Don’t underestimate the importance of Microsoft’s decision to make its own hardware.
For the past thirty years Microsoft has dominated software like no other company. Part of its success was down to working with partners like HP, Dell and Toshiba.
Microsoft’s hardware partners often followed the software giant blindly into battle. They probably see Microsoft’s move into hardware as betrayal. HP says as much out loud. Relations between these companies will never be the same.
Yet the way Microsoft reads the technology business means it has little choice but to damage those long-term relationships.
It needed to make its own hardware for two reasons. First, Microsoft saw that Apple was in danger of eating its lunch. The iPad presented the PC with its first real challenge in 30 years. Making a competitive tablet was Microsoft’s only logical response.
The old Microsoft would have developed a tablet operating system then left partners like HP and Toshiba to build the hardware. I’ve seen tablets from both companies and while they are not without their charms, they are not up to Apple’s standards. And, frankly, they are not as good as Microsoft’s Surfaces.
Microsoft had to get this right. It couldn’t leave the future of technology to its partners, each of whom is struggling with its own long-term strategic problems.
Surface is not Microsoft’s first foray into tablets. There were slate-style pen computers from Microsoft in the early 1990s. Later in that decade there were devices which switched from laptop to slate format.
They were awkward, slow, hard to use devices with mainly rubbish software and unwieldy apps. One bright spot from this era was the wonderful OneNote app.
By the time Apple reinvented the slate format – as the iPad – Microsoft had effectively given up on the pen project.
Say what you like about Microsoft, the company is not stupid. It almost immediately recognised the iPad as threat to its existence, as a way of bypassing its ownership of the link between individual workers and corporate systems.

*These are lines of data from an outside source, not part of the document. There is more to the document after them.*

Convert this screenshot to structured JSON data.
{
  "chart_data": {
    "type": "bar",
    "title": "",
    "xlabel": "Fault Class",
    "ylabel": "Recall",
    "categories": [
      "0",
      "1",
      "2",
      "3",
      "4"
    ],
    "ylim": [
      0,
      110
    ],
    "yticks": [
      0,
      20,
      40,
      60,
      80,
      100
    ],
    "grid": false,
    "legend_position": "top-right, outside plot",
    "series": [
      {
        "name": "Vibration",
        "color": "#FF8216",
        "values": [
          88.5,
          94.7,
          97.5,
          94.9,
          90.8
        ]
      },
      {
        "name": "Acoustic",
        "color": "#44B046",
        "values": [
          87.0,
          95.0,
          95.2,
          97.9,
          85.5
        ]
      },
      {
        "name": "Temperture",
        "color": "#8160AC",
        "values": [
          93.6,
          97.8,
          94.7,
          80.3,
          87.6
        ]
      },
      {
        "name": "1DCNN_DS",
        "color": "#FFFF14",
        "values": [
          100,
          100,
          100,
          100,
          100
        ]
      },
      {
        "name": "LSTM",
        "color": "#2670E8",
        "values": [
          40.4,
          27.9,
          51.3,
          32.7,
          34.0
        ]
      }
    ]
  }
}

When it moved to address this threat, it simply could not afford to let the project wallow in the mire that dealing with partners can be.
So why do I say Surface threatens Apple like no other tablets? Mainly because Microsoft has taken the tablet format and reinvented it in its own image.
Surface represents a stepping stone between a pure tablet like the iPad and thin, mobile PCs like Ultrabooks. Sure, that may be a backward step in some respects, but Microsoft knows its corporate customers well.
Surface was not designed to appeal to end users – although many swear by the device and I recently found it a more attractive proposition than I expected. The product is ideal for businesses where mobile devices need to fit into existing infrastructure – much of it supplied by Microsoft. It ticks a lot of boxes that have long worried CIOs and other senior managers. It’s a relatively secure device, there’s a low total cost of ownership and there’s less scope for users to trick them out with troublesome, hard-to-support applications although they give users the freedom to easily install Microsoft sanctioned apps.